About Larkspur

Christmas at Larkspur

 

During December, Larkspur is decorated for Christmas, using traditional decorations with a different theme each year.

 

 

 

 

The house is in Shepherd Street, in St Leonards on Sea town centre.  It's a small, terraced house, built in the 1830s, and would have been one of the first houses in St Leonards as then was, to house the workers and tradespeople to serve the grander St Leonards ‘new town’ that was still to come, designed by Decimus Burton, as a ‘pleasure resort for the aristocracy’.

 

The decoration throughout the house is loosely based on the Arts & Crafts movement (apart from the ‘Jack & Jill’ bathroom, which is entirely modern).  The wallpaper and most of the fabrics are William Morris original patterns, and the furniture is in oak, in a plain artisan style consistent with the Arts & Crafts movement. Most of the lighting has Tiffany glass shades, a stained-glass technique involving copper foil and lead solder developed in New York by Louis Comfort Tiffany in 1878.

 

There’s high speed broadband wi-fi throughout the house, should be around 50Mb. There's gas central heating and hot water from a combi boiler, with thermostatic radiators in each room, with a programmable wireless thermostat and timer for the heating.

 

There's a living room, bedroom, dressing room, bathroom, kitchen/diner, and courtyard garden.  For details, see 'room by room' page.  Small to medium-sized, well-behaved dogs are allowed, at no extra charge.

 

On arrival, you'll find a welcome pack including a bottle wine for longer-staying guests, sometimes from a local vinyard - and locally made dog treats, if there's a canine guest!

 

Car parking is on-street, and can be difficult close to the house in the mornings and evenings.  Parking is limited to two hours, but we supply vouchers that allow all-day parking (cost included in the booking).  There is a car park ten minutes' walk away that always has spaces, and also has two rapid charging points for electric vehicles.

 

Larkspur is five minutes' walk from St Leonards Warrior Square railway station, and five minutes' walk from the seafront promenade.

 

The Arts & Crafts movement and Pre-Raphaelites in Hastings

 

William Morris was one of the founders of the Arts & Crafts movement, in the mid-nineteenth century,  The movement was a reaction against a perceived decline in standards that the reformers associated with machinery and factory production.
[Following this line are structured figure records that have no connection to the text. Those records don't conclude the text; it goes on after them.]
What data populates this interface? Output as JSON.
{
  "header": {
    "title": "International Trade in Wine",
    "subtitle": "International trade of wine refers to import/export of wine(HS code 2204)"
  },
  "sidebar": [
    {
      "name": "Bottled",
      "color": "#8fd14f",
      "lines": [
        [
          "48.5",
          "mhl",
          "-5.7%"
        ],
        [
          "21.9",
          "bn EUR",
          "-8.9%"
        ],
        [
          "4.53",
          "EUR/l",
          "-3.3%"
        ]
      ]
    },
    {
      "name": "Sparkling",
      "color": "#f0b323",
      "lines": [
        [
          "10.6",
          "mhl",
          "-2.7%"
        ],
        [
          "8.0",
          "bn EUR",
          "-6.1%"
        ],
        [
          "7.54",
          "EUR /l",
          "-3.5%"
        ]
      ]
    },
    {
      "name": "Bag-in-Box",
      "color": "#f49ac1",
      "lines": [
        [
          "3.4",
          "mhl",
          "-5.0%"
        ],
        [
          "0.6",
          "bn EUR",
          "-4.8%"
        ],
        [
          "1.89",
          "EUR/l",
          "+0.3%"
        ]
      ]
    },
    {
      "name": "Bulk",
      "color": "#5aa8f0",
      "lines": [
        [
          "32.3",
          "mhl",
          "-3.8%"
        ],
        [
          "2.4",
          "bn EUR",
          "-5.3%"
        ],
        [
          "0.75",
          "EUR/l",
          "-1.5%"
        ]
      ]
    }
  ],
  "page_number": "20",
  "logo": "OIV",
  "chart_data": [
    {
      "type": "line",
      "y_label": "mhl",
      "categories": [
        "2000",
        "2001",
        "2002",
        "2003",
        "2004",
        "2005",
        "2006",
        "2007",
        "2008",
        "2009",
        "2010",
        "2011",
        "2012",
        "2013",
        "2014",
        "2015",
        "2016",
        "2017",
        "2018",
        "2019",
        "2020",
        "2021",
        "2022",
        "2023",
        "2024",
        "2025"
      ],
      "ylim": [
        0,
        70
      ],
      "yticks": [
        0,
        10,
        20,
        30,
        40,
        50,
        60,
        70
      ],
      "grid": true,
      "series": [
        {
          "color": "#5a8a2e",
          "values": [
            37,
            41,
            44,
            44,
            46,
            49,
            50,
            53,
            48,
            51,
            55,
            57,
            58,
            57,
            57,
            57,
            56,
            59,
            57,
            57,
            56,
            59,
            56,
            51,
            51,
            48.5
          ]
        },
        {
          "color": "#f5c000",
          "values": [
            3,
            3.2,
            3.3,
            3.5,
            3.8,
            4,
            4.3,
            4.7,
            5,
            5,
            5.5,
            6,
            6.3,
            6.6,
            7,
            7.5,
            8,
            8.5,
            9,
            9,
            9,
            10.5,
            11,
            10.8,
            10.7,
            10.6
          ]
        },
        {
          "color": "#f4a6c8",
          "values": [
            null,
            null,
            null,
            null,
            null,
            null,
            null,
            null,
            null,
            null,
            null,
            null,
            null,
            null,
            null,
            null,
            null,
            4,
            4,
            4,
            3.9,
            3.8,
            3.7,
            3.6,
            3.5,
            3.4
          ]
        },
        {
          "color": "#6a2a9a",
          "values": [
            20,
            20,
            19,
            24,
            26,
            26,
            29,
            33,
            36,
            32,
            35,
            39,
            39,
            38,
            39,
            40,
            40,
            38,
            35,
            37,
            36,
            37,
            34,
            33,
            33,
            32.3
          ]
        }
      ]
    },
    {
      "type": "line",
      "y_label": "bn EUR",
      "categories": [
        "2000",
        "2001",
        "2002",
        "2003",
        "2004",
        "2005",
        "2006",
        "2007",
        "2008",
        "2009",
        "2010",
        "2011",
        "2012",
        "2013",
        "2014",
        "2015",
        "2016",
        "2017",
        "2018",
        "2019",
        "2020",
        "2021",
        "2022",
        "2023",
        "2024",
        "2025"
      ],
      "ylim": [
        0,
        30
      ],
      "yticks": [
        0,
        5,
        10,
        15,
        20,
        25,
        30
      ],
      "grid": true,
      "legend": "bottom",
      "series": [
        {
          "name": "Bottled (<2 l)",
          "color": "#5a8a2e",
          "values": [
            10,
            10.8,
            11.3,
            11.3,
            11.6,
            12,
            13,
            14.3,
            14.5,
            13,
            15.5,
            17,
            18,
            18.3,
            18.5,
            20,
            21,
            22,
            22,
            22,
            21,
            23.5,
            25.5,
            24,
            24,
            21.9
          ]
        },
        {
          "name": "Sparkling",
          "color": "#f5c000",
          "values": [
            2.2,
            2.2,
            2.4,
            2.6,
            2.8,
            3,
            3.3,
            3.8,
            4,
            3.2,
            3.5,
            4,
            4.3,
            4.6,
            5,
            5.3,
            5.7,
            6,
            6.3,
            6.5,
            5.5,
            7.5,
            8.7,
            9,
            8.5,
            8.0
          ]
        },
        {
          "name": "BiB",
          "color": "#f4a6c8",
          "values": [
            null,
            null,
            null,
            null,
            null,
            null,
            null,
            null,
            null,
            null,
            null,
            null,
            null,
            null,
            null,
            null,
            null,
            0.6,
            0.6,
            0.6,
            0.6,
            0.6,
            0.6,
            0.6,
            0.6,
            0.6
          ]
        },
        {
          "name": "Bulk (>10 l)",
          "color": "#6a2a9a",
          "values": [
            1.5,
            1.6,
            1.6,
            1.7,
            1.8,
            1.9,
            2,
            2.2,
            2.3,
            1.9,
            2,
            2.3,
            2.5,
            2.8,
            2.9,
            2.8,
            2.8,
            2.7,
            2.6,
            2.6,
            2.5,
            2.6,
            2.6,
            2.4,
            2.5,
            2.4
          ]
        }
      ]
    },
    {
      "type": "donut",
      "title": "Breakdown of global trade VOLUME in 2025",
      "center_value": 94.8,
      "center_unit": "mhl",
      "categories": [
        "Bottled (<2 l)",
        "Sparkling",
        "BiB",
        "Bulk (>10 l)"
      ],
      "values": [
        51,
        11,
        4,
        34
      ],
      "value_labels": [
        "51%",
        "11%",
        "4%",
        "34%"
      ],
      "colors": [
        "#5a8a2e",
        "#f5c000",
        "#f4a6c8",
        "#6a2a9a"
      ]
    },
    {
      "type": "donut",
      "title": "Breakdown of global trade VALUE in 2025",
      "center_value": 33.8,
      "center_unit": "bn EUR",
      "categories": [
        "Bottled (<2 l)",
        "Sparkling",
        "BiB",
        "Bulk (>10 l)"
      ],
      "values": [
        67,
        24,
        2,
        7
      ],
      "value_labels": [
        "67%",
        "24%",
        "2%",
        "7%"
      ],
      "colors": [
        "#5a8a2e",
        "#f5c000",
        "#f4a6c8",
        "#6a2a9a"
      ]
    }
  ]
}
Morris was also closely associated with the Pre-Raphaelite ‘brotherhood’, a group of artists who rejected the impressionist style of painting in the late nineteenth century, returning to a detailed, romantic style that prevailed before the Italian painter Raphael.  The Pre-Raphaelites frequently visited and lived in Hastings, and painted locally.  Dante Gabriel Rossetti and Elizabeth Siddal were married at St Clement’s Church, in Hastings Old Town.